Peter’s use of both his names reveals how our identity develops as we get to know God as our Father. Simon comes from a Hebrew word meaning reed. A reed is shaky, hollow, and unstable, but Jesus changed Simon’s name to Peter, which means stone. Stones supply strength and stability. Jesus spoke this identity shift two times to Simon, at the beginning of His ministry and towards the end (John 1:42, Matthew 16:18). God often gives people new names that don’t initially seem to fit. For example, He changed Abram’s name to Abraham, “father of many nations,” when he was 75. Isaac was born 25 years later. It also took some time and help from Jesus for Simon to become Peter. And the writers of Scripture didn’t hide anything about Peter’s failures or weaknesses in those defining years. He was as fully human as any of us, but neither his humanity nor failures disqualified Him from becoming all God designed him to be.

Simon Peter’s name also combines the fact that he was a bondservant and an Apostle. For Peter, Paul, and other early Church leaders, their ministry was not a career but a mission. They understood that the most Christ-like leaders in the Kingdom of God are the greatest servants. They were servants first and then leaders. Being an Apostle didn’t mean Peter should no longer serve. Being a servant didn’t mean sacrificing leadership, power, and authority. Jesus is the King of all kings and the Servant of all.

We are called to take on the role of a bondservant. Servanthood is about our assignment, not our identity, although it can help affirm our identity. In God’s eyes, you are a loved son or daughter. On earth, you are to be a servant. Your gifts and calling help to define the primary ways you are called to serve. Being a child of God includes serving, but serving does not guarantee a healthy relationship with the Lord. When you find your identity in what you do, your confidence depends upon your performance. But when you see your identity in being loved and accepted by the Father, your well-being is based on His view of your true identity. Let your relationship with the Father have priority; from that shift, your serving and calling will flow supernaturally.

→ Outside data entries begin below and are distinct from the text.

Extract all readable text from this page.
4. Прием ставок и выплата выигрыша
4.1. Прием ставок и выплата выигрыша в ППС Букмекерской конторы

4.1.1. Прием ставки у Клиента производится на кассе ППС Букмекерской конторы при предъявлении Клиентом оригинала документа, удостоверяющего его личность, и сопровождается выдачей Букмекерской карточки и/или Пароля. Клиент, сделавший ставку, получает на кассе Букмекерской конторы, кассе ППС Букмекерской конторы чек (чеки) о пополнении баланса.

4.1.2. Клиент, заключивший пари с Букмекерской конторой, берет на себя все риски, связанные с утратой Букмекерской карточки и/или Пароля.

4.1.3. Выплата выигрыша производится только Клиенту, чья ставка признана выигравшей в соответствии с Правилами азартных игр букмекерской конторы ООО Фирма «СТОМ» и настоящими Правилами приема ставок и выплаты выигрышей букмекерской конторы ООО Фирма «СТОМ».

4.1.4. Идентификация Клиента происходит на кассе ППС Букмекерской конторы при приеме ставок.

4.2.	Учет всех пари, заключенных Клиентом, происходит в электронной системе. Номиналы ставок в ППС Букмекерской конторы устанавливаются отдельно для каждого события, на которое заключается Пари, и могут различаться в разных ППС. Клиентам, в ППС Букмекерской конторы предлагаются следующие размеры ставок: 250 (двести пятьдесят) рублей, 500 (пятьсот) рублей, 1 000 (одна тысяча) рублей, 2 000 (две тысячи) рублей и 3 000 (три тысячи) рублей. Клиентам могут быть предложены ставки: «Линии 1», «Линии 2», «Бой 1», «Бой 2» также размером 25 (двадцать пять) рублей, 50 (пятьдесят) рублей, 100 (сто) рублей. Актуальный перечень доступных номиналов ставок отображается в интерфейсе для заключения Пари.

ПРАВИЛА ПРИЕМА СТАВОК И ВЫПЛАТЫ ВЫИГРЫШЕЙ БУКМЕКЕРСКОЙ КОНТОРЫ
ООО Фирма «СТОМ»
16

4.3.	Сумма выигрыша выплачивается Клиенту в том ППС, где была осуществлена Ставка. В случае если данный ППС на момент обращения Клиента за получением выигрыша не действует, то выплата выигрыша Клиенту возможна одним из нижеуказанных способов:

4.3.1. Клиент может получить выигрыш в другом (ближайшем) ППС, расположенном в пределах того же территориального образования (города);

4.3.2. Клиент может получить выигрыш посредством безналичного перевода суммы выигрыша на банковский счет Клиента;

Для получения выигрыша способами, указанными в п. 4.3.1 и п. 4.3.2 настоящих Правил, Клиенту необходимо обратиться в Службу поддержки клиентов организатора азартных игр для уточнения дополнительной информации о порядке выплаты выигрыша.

Knowing God as your Father will open your eyes to who you are and why you are here. When you have confidence that you are a dearly loved son or daughter of God, as Jesus was and is, you will “keep increasing in wisdom and stature, and in favor with God and men.” (Luke 2:52) And like Peter, despite your failures, disappointments, and weaknesses, with the Holy Spirit’s help, you will become everything He has called you to be.